This post was in the middle of January ’08…my 100th post on WordPress. Although I believed I needed to write it and be transparent, it caused me much grief over the next several months. Not because of the family situation that stirred that post, but the religious people who believed I had stepped over my boundaries, and called me a false prophet, and demanded that I start to write something that would say”there is no personal relationship with a HOLY GOD, and you can not speak your heart to HIM like that, and HE already knows the wickedness in your heart.” I thought that thier words had no real effect on me, but looking back on this year, I know that they did.
Lately…I have been struggling in my walk, not that I don’t believe, but that I have slowed down my one on one time with HIM where I actually speak my heart, and thinking things like..”HE already knows”. Without noticing that my walk slowed down to a crawl, and then to me just sitting down, and missing HIM. I asked HIM recently how I got here, and how can I get back? Would HE really want me to walk with HIM like I thought, or had I just dreamed the whole thing up?..I am a dreamer.

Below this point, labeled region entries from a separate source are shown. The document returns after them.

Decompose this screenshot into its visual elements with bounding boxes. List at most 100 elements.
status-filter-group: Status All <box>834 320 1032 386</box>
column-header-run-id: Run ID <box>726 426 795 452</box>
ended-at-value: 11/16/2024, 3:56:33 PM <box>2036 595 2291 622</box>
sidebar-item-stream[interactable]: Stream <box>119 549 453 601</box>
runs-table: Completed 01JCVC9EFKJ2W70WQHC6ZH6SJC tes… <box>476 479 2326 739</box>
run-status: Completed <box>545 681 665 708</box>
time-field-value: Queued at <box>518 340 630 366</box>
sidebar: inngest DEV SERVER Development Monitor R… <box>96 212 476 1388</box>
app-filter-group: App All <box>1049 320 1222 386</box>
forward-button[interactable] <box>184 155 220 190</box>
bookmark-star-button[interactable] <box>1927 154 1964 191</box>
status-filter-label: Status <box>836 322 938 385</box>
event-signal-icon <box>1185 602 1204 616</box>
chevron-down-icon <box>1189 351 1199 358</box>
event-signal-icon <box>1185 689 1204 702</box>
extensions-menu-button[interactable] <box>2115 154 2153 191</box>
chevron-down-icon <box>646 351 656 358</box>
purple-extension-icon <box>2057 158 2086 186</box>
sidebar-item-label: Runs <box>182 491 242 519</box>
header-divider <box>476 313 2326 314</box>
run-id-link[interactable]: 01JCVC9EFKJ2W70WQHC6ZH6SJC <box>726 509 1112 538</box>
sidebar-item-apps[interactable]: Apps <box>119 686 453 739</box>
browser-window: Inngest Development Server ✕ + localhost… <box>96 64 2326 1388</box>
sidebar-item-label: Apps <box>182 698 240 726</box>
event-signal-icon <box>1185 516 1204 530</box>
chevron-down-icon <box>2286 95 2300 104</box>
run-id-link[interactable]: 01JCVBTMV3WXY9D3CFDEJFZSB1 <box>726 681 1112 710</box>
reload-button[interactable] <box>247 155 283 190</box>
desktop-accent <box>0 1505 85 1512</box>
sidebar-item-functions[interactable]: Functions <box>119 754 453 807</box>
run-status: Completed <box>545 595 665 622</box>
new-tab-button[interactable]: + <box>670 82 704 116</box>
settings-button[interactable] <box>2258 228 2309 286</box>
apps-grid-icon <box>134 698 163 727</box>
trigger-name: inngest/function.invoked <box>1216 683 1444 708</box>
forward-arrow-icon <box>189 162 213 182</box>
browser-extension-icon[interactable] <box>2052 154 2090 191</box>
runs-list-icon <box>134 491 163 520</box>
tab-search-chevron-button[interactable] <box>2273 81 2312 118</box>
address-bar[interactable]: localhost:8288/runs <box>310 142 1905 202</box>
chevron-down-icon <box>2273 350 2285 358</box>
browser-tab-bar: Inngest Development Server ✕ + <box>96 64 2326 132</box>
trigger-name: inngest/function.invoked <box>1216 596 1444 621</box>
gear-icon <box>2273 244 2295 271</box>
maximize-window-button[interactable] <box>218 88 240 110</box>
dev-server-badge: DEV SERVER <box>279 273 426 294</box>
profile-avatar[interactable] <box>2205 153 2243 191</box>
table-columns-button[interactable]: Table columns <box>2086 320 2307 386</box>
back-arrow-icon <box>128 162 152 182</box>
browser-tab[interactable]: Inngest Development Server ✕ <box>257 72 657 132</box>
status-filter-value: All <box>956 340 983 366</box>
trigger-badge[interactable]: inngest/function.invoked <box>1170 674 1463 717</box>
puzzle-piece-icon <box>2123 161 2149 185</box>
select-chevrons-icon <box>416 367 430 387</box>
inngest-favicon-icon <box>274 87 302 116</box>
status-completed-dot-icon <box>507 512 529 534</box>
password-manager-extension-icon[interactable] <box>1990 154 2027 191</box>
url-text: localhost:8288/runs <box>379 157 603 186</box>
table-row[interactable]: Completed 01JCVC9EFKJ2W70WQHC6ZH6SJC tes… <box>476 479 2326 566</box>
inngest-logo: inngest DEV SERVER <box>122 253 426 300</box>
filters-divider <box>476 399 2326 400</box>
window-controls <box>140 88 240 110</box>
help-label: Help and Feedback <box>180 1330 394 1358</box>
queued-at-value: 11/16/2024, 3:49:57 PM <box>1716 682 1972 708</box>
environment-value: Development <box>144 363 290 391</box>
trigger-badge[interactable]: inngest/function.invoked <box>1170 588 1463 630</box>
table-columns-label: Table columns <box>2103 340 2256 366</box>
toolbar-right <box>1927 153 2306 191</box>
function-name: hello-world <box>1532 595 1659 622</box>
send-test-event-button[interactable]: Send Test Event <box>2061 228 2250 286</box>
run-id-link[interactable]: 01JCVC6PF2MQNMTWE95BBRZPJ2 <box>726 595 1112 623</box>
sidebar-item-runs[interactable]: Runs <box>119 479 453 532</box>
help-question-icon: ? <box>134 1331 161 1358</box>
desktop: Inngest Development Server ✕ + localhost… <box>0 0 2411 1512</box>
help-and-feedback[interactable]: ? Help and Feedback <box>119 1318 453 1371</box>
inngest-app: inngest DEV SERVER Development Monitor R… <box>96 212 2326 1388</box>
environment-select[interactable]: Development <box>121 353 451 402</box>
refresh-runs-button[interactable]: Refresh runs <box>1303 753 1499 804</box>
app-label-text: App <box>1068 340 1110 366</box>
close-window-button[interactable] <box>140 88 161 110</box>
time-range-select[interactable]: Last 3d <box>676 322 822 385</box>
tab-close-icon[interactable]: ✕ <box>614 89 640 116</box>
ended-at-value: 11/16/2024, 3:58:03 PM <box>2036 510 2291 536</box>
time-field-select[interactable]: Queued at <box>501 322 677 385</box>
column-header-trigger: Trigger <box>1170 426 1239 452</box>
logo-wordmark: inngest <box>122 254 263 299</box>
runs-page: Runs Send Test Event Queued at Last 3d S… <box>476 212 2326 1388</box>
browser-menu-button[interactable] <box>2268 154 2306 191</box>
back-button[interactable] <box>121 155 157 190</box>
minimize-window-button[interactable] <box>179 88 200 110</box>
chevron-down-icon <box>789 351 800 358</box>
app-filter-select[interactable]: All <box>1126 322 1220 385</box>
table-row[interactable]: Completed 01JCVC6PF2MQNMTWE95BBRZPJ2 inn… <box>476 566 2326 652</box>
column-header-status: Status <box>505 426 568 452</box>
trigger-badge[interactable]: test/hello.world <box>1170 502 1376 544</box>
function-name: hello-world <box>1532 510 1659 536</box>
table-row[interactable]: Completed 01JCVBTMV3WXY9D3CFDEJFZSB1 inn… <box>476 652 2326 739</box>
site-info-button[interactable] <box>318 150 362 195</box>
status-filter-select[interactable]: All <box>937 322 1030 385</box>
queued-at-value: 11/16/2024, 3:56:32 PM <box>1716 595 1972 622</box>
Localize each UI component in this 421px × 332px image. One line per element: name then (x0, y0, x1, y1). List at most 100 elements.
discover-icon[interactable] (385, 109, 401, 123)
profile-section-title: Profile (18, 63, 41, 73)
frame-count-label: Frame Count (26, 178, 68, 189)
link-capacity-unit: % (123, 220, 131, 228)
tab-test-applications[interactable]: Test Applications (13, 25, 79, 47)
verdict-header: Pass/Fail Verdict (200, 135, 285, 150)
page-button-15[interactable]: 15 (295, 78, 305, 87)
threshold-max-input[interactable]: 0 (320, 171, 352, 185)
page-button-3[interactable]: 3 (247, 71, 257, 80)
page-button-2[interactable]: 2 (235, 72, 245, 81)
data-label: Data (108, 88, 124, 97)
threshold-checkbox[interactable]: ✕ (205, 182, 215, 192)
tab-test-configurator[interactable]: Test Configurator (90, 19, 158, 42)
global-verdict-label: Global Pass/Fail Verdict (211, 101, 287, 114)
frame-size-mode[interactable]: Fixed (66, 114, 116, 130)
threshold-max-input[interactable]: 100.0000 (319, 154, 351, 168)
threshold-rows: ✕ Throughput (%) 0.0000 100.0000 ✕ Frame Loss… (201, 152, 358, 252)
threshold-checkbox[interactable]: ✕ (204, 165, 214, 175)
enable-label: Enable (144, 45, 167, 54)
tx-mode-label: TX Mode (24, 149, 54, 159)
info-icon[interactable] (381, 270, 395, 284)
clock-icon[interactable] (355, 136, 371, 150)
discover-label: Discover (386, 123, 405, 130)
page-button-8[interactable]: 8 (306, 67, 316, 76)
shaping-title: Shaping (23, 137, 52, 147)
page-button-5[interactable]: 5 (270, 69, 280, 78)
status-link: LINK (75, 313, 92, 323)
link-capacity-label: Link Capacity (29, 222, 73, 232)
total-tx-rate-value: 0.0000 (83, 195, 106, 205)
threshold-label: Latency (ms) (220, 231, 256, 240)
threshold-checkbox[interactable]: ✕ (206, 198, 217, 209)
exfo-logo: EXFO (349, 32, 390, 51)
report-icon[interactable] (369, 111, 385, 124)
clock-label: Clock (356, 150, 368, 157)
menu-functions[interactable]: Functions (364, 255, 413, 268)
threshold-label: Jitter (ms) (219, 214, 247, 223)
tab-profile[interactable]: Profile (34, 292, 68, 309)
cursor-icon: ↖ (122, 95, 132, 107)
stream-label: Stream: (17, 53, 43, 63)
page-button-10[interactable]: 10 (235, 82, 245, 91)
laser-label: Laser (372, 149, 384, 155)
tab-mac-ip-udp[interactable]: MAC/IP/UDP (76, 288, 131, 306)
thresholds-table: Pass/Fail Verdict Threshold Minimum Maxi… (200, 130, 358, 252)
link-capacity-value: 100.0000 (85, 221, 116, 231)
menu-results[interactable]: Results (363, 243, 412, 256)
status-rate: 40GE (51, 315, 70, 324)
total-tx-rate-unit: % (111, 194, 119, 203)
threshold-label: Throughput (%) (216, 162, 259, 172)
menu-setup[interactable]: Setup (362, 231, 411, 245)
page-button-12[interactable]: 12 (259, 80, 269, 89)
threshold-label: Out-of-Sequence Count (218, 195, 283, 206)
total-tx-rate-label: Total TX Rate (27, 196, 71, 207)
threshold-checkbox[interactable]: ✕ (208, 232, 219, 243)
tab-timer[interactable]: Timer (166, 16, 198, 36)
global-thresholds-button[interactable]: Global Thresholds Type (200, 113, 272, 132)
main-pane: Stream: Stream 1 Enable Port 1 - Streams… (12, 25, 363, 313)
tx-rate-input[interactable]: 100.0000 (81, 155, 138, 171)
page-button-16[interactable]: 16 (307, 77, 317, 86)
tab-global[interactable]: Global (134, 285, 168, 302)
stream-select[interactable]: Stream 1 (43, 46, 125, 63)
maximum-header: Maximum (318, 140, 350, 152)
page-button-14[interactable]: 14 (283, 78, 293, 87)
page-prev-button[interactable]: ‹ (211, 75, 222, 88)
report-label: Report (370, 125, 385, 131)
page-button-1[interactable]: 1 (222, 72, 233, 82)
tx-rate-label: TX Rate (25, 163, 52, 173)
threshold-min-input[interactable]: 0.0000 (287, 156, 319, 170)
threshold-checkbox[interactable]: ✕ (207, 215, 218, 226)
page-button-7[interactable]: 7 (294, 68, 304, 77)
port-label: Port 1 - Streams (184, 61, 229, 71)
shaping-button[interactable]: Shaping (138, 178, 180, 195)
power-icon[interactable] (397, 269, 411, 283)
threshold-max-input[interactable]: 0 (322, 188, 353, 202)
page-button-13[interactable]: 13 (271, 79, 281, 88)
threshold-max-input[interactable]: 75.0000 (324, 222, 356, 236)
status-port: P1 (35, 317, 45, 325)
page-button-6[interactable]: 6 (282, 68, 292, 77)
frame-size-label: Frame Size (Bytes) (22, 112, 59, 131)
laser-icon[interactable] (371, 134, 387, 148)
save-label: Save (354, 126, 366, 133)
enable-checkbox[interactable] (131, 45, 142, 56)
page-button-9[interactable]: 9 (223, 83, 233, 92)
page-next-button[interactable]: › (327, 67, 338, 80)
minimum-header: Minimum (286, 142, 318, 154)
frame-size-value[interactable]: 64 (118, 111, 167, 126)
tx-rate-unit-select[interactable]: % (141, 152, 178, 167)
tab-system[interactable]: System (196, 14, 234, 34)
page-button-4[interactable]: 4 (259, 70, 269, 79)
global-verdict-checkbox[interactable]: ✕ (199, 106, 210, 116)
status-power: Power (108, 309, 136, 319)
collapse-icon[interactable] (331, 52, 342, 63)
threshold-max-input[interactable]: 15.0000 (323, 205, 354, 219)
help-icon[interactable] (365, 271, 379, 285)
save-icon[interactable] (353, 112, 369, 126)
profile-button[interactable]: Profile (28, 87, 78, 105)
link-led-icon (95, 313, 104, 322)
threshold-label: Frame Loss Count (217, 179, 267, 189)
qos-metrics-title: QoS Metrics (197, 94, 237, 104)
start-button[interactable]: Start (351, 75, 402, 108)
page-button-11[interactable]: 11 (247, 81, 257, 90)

HE nudged me back into my time with HIM, and this morning as I sat with HIM, HE brought me here-
Psalm 62:8 “Trust in Him at all times, O people; pour our your heart before Him; God is a refuge for us.” (ESV)
Pour out your heart before HIM! its in there! It caused me to rejoice, and just sink into HIM. HE brought me back, and still I will not tell you what the religious wanted me to say…Because HE wants us to pour out our hearts to HIM, HE wants us to be close to HIM and honest, and trusting, it takes nothing away from HIS HOLINESS! Nothing…That’s the kind of Father King we have.
Happy New Year! I am loving my blog family, and loving sitting here at HIS feet…God is amazing! fall in love with HIM, incredible!!!
(new ESV Bible was a Christmas gift, and GOD knows I would not be able to stand to have it, and not start paging through it…I love how HE loves me!)